Baik itu harta milik pria
maupun wanita, milik suami maupun istri. Semua orang mempunyai hak kepemilikan
penuh terhadap harta pribadinya.
Dalam Al-Quran, Allah
Ta’ala telah membedakan antara harta suami dan harta istri. Seperti yang Allah
ungkapkan terkait aturan pembagian warisan. Karena itu, suami bisa mendapat
warisan dari harta istri, sebaliknya istri juga mendapat warisan dari harta
suami.
Allah Ta’ala berfirman,
وَلَكُمْ نِصْفُ مَا تَرَكَ أَزْوَاجُكُمْ إِنْ لَمْ يَكُنْ لَهُنَّ وَلَدٌ فَإِنْ كَانَ لَهُنَّ وَلَدٌ فَلَكُمُ الرُّبُعُ مِمَّا تَرَكْنَ مِنْ بَعْدِ وَصِيَّةٍ يُوصِينَ بِهَا أَوْ دَيْنٍ وَلَهُنَّ الرُّبُعُ مِمَّا تَرَكْتُمْ إِنْ لَمْ يَكُنْ لَكُمْ وَلَدٌ فَإِنْ كَانَ لَكُمْ وَلَدٌ فَلَهُنَّ الثُّمُنُ مِمَّا تَرَكْتُمْ
“Kalian
wahai para suami, berhak mendapatkan warisan seperdua dari harta yang
ditinggalkan oleh para istri, jika istri tidak mempunyai anak.
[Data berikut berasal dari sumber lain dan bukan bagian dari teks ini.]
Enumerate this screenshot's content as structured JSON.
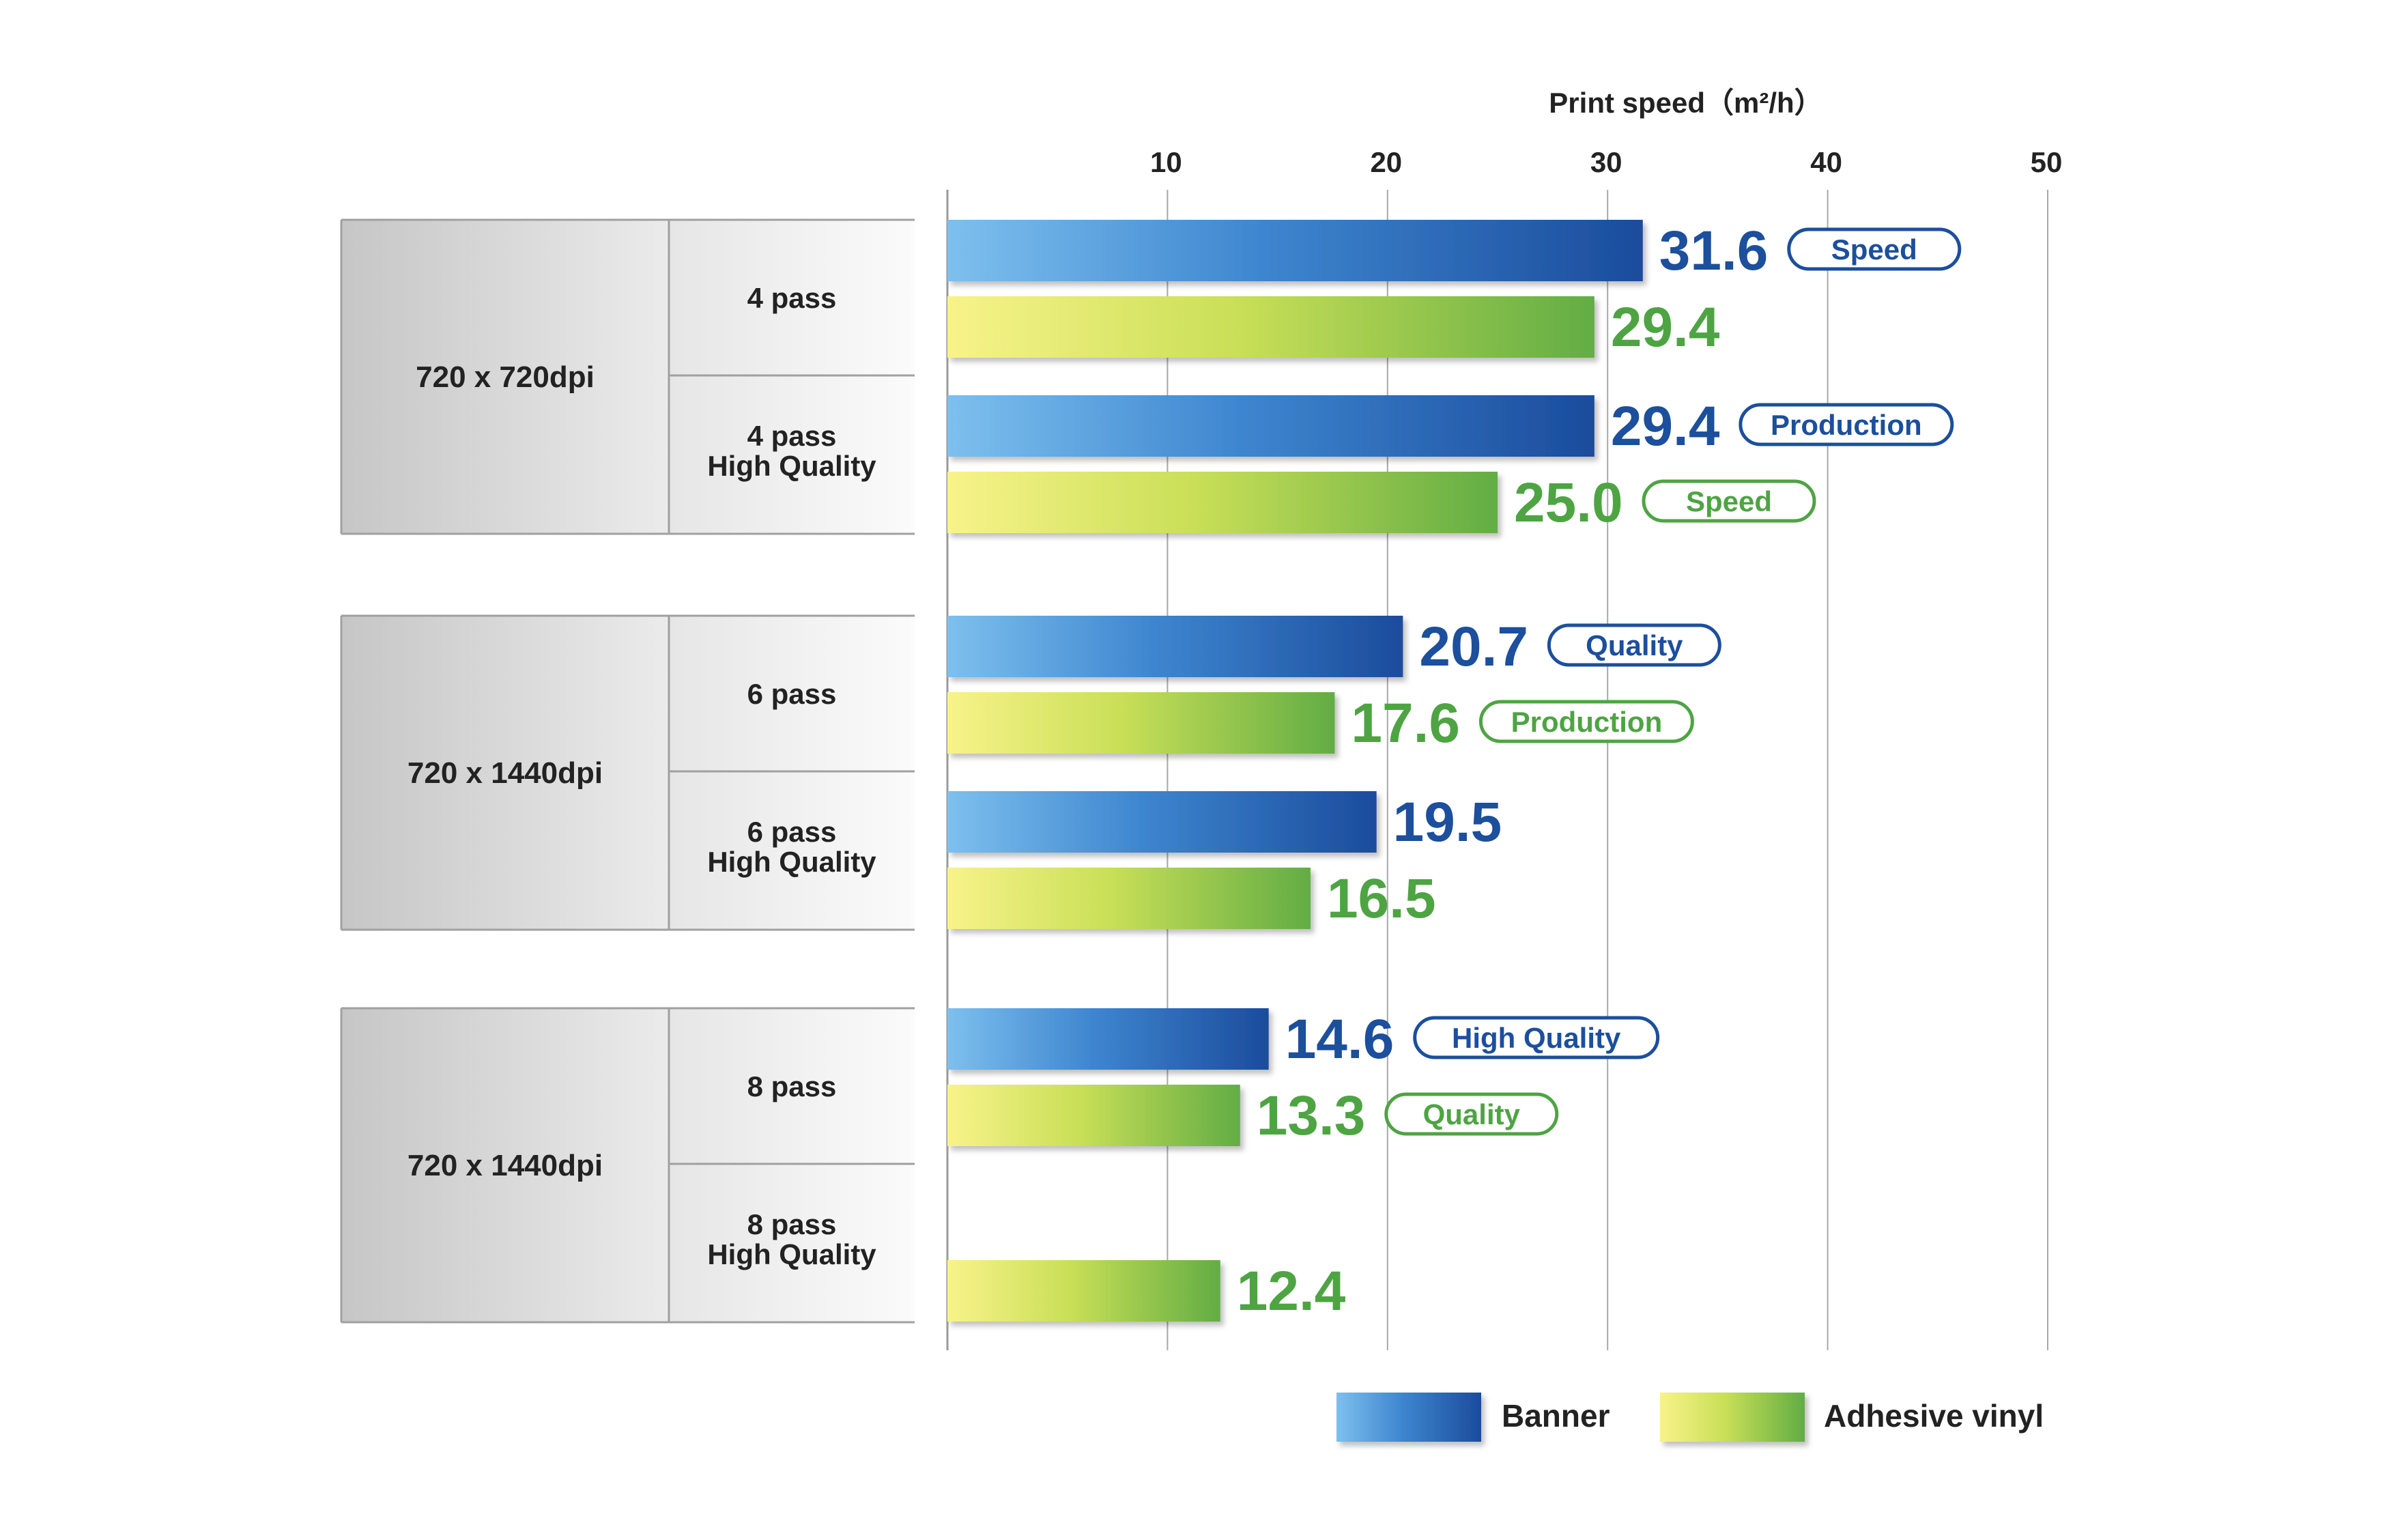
{
  "chart_data": {
    "type": "bar",
    "orientation": "horizontal",
    "title": "Print speed（m²/h）",
    "xlim": [
      0,
      50
    ],
    "x_ticks": [
      "10",
      "20",
      "30",
      "40",
      "50"
    ],
    "grid": true,
    "legend_position": "bottom-right",
    "series": [
      {
        "name": "Banner",
        "color_start": "#7dc0ee",
        "color_end": "#1b4c9c",
        "text_color": "#1c4f9c"
      },
      {
        "name": "Adhesive vinyl",
        "color_start": "#f8f38a",
        "color_end": "#62ad44",
        "text_color": "#4ea443"
      }
    ],
    "groups": [
      {
        "resolution": "720 x 720dpi",
        "rows": [
          {
            "mode_lines": [
              "4 pass"
            ],
            "bars": [
              {
                "series": 0,
                "value": 31.6,
                "label": "31.6",
                "badge": "Speed"
              },
              {
                "series": 1,
                "value": 29.4,
                "label": "29.4",
                "badge": ""
              }
            ]
          },
          {
            "mode_lines": [
              "4 pass",
              "High Quality"
            ],
            "bars": [
              {
                "series": 0,
                "value": 29.4,
                "label": "29.4",
                "badge": "Production"
              },
              {
                "series": 1,
                "value": 25.0,
                "label": "25.0",
                "badge": "Speed"
              }
            ]
          }
        ]
      },
      {
        "resolution": "720 x 1440dpi",
        "rows": [
          {
            "mode_lines": [
              "6 pass"
            ],
            "bars": [
              {
                "series": 0,
                "value": 20.7,
                "label": "20.7",
                "badge": "Quality"
              },
              {
                "series": 1,
                "value": 17.6,
                "label": "17.6",
                "badge": "Production"
              }
            ]
          },
          {
            "mode_lines": [
              "6 pass",
              "High Quality"
            ],
            "bars": [
              {
                "series": 0,
                "value": 19.5,
                "label": "19.5",
                "badge": ""
              },
              {
                "series": 1,
                "value": 16.5,
                "label": "16.5",
                "badge": ""
              }
            ]
          }
        ]
      },
      {
        "resolution": "720 x 1440dpi",
        "rows": [
          {
            "mode_lines": [
              "8 pass"
            ],
            "bars": [
              {
                "series": 0,
                "value": 14.6,
                "label": "14.6",
                "badge": "High Quality"
              },
              {
                "series": 1,
                "value": 13.3,
                "label": "13.3",
                "badge": "Quality"
              }
            ]
          },
          {
            "mode_lines": [
              "8 pass",
              "High Quality"
            ],
            "bars": [
              {
                "series": null,
                "value": null,
                "label": "",
                "badge": ""
              },
              {
                "series": 1,
                "value": 12.4,
                "label": "12.4",
                "badge": ""
              }
            ]
          }
        ]
      }
    ]
  }
}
Namun, Jika
istrimu itu mempunyai anak, maka kamu berhak mendapat seperempat dari harta
yang ditinggalkannya. Warisan itu dibagi sesudah dipenuhi wasiat yang mereka
buat dan sesudah dibayar utangnya. Para istrimu berhak memperoleh warisan
seperempat harta yang kamu tinggalkan jika kamu tidak mempunyai anak. Namun,
jika kamu mempunyai anak, maka istrimu hanya berhak memperoleh seperdelapan
dari harta yang kamu tinggalkan. (QS. An Nisa: 12)
Dalam ayat di atas, Allah
Ta’ala membedakan antara harta suami dan harta istri. Sehingga saat meninggal,
ada yang diwariskan untuk keluarganya. Si suami baru berhak menguasai harta
istrinya sebagai warisan, setelah istrinya meninggal. Itupun dalam jumlah
tertentu yang ditetapkan syariat. Demikian pula istri. Dia berhak mendapat
bagian warisan dari harta suaminya, dengan jumlah tertentu yang ditetapkan
syariat.
Sahabat medianda adanya
saling mewarisi antara suami dan istri, menunjukkan bahwa apa yang dimiliki
suami tidak otomatis menjadi milik istri dan sebaliknya. Masing-masing memiliki
hak atas harta yang mereka miliki. Jika semu harta yang masuk ke dalam rumah
menjadi milik bersama, tentu tidak ada aturan masalah warisan.
Lalu apa hak istri?
Jika istri tidak bekerja,
lalu apa hak istri untuk mencukupi kebutuhan?
Istri punya hak untuk
mendapatkan nafkah dari suami. Nafkah dengan nilai yang layak untuk mencukupi
kebutuhan hidupnya. Namun suami tidak berkewajiban memberi lebih dari nafkah.
Allah berfirman,
الرِّجَالُ قَوَّامُونَ عَلَى النِّسَاءِ بِمَا فَضَّلَ اللَّهُ بَعْضَهُمْ عَلَى بَعْضٍ وَبِمَا أَنْفَقُوا مِنْ أَمْوَالِهِمْ
Lelaki itu menjadi
pemimpin bagi para istrinya, disebabkan Allah memberikan kelebihan bagi mereka
dan karena mereka memberikan nafkah kepada istrinya dari harta mereka. (QS.
an-Nisa: 34)
Boleh saja suami
menyerahkan seluruh uang penghasilannya kepada istri untuk dikelola demi
mencukupi kebutuhan keluarga. Namun, perlu diingat bahwa harta tersebut adalah
tetap dalam hitungan kepemilikan suami. Istri hanya sekedar pengelola. Oleh
karena itu, istri harus berusaha maksimal dalam memegang amanah, tidak boleh dipergunakan
di luar batas kebutuhan kecuali atas izin dari suaminya.
Rasulullah shallallahu
‘alaihi wa sallam mengingatkan keberadaan istri sebagai pengemban amanah di
rumah suaminya,
كُلُّكُمْ رَاعٍ وَمَسْئُولٌ عَنْ رَعِيَّتِهِ ، …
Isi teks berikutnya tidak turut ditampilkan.